Can we take care of everyone?

Here is one reader (first quoting me) from the comments section of my post on health care:

"I would admit that we cannot take care of everyone and that we face tough trade-offs."

NO. WE. DO. NOT. YES. WE. CAN.

Here is another:

"I would admit that we cannot take care of everyone and that we face tough trade-offs."

Why can’t we? Other industrialized countries do it. We’d have to raise taxes by a nontrivial amount, to be sure, but we certainly could do it if we wanted to. You don’t get points for intellectual honesty by ruling some policy options out of bounds a priori without explaining why.

Every day about 155,000 people die.  They die in Europe too.  People die from heart attacks and they die from flu.  Children drown in buckets and people die in car crashes.  We don’t call these health care problems but they still kill you.  We could spend the Laffer-health-maximizing percent of our gdp on health care and these people still would die, sooner or later.  Most would still die sooner.  We could repeal the Bush "tax cuts" and they still would die.  The world also has several billion very poor people, and other billions of moderate but not wealthy means.  They count too. 
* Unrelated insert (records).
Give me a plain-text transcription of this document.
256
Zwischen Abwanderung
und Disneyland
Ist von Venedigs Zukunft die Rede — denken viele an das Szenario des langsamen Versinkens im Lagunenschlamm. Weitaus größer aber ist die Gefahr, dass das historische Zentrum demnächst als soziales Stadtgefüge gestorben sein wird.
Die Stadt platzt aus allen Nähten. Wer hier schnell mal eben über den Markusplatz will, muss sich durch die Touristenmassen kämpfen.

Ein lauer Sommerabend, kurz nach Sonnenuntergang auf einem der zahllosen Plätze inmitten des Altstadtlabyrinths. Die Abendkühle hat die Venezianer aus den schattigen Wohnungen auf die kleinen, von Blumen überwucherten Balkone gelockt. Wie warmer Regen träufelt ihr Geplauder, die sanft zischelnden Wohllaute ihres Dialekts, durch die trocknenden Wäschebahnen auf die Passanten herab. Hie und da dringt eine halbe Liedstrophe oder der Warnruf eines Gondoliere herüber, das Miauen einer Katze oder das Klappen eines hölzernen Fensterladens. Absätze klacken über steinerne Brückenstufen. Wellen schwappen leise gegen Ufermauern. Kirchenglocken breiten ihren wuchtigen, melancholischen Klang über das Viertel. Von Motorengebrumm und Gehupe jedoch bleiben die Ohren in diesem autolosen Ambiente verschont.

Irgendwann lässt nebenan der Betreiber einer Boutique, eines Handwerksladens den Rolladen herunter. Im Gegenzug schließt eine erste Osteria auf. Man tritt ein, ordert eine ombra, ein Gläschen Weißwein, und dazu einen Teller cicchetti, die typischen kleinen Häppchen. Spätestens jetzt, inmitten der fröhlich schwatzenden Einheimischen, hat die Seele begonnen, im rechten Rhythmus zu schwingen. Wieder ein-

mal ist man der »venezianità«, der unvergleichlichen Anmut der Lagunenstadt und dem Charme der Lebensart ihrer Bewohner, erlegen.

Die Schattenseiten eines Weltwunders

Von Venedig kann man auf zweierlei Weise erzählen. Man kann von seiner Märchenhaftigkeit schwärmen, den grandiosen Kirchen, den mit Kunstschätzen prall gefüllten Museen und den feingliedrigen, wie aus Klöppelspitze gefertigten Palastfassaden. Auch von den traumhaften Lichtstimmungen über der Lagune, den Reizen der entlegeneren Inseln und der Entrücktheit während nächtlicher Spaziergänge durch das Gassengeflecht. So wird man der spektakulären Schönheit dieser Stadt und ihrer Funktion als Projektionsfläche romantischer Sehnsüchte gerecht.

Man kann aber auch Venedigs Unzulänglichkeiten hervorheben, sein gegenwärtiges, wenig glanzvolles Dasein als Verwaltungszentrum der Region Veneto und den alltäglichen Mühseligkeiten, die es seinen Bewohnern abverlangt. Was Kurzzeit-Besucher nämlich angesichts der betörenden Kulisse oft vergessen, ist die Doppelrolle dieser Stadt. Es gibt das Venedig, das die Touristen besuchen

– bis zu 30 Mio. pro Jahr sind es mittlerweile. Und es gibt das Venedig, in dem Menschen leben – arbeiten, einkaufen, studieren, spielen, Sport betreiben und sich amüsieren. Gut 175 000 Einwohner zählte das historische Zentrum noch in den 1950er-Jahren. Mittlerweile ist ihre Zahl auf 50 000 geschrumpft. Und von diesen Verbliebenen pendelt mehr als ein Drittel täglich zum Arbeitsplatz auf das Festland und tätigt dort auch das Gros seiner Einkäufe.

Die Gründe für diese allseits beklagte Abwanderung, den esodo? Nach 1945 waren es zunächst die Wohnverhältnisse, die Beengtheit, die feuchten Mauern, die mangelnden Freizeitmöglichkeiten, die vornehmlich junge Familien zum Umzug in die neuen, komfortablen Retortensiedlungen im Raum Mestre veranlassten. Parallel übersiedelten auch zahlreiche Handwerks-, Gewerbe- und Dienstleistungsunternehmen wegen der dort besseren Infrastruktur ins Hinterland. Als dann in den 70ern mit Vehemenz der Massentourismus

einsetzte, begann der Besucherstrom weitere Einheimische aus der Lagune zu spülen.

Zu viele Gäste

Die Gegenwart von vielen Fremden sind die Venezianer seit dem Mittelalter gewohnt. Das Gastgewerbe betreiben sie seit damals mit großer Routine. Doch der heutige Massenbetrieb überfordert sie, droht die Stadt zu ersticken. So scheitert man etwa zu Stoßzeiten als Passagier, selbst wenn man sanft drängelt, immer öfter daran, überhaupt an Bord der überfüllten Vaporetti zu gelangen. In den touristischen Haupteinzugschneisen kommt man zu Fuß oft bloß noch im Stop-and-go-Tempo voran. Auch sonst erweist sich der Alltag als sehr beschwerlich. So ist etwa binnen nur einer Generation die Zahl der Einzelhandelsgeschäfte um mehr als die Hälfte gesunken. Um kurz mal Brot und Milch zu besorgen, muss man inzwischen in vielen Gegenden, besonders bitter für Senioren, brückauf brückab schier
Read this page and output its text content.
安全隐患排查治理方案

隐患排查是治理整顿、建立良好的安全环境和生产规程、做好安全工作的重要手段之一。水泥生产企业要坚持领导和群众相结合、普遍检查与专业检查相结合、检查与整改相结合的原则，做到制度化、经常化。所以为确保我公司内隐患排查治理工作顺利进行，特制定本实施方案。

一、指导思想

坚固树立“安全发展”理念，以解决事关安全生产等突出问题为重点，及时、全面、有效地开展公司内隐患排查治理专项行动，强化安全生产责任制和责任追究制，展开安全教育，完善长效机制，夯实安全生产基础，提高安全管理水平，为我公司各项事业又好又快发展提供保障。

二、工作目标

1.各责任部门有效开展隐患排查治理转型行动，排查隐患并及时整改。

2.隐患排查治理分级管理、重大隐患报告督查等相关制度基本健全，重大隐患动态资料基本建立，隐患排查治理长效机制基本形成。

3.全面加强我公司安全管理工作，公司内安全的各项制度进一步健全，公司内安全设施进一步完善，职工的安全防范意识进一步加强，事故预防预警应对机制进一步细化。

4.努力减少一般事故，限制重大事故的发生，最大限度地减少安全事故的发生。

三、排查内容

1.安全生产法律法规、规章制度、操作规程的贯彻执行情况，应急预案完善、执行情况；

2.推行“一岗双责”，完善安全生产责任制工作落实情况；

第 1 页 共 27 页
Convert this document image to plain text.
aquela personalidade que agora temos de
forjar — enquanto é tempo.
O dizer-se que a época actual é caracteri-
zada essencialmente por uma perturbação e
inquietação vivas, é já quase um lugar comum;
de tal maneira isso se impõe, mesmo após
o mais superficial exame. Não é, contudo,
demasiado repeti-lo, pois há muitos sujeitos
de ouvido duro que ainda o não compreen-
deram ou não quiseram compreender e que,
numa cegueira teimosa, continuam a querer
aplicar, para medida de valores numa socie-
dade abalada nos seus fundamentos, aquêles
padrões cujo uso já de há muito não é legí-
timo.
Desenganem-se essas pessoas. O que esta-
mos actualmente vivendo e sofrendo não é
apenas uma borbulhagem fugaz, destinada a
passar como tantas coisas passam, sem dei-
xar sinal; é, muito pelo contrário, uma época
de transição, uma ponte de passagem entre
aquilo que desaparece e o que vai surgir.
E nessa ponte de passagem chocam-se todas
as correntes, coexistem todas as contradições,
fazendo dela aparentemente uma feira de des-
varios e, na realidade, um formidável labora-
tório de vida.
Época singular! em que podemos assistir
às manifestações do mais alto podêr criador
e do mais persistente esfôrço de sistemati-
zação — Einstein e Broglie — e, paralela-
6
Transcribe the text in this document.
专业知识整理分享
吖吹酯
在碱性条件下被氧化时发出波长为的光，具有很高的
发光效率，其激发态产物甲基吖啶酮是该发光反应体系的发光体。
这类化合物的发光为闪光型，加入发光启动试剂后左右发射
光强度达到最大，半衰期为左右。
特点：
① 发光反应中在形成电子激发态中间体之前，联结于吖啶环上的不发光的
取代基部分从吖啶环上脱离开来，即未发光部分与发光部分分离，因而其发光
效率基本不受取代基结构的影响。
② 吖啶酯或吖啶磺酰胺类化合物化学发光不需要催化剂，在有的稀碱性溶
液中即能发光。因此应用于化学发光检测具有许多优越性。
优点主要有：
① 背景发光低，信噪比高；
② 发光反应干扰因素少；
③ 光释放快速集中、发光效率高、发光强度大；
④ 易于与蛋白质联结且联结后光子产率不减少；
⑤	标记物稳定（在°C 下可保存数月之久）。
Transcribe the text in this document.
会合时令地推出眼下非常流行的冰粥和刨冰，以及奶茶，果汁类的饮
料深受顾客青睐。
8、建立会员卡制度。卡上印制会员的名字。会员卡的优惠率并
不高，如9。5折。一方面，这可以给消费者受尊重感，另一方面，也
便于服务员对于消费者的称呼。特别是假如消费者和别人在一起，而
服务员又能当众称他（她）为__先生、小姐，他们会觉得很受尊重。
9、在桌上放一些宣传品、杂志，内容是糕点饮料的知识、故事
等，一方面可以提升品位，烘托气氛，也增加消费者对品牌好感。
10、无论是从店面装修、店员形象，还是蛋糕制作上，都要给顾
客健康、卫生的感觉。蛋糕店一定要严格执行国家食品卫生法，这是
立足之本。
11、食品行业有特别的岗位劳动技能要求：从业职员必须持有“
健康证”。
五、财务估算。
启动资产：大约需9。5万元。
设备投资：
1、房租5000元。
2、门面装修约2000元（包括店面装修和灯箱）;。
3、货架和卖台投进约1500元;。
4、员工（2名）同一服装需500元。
We can take some limited group of these people and make them better off by selective health interventions.  But we should choose the targets of our benevolence carefully, and we should remain cost effective.  No matter how good a job we do, many more people will slip through our fingers.  Those who are "taken care of" receive only marginal improvements for temporary periods.

The liberal tendency is to want to feel that you are taking care of everybody.  Policies, such as national health insurance, maximize this feeling.  In the process the idea of margin is often forgotten.

Philosophical observations: Conservatives, liberals, and libertarians all exhibit different attitudes toward death.  Conservatives are obsessed with death; look at their emphasis on abortion, capital punishment, and the need to kill people in our foreign policy.  In their view death is everywhere, and we must make hard decisions to limit it (banning abortion and invading other countries, for a start).  Liberals promote an ethic of caring, and prefer not to let death enter the political calculus too much.  Most of all, they will tell us death is to be avoided.  But thinking too closely about death leads us to feel we are not taking care of everybody; furthermore it shows this ethic to be ill-defined or impossible.  Libertarians are closer to the liberal attitude, although a liberty ethic replaces a caring ethic.  If libertarians thought too much about death, they would have to admit that it is the greatest loss of liberty possible (even worse than taxes), which might lead to government intervention.  At the very least it would imply an emphasis on positive rather than negative liberties.

The conservative attitude toward death — at least in general terms — is the most accurate and realistic of the bunch, but also the most dangerous.  By rubbing death in our faces, it can inure us to the horrors of killing people or letting them die.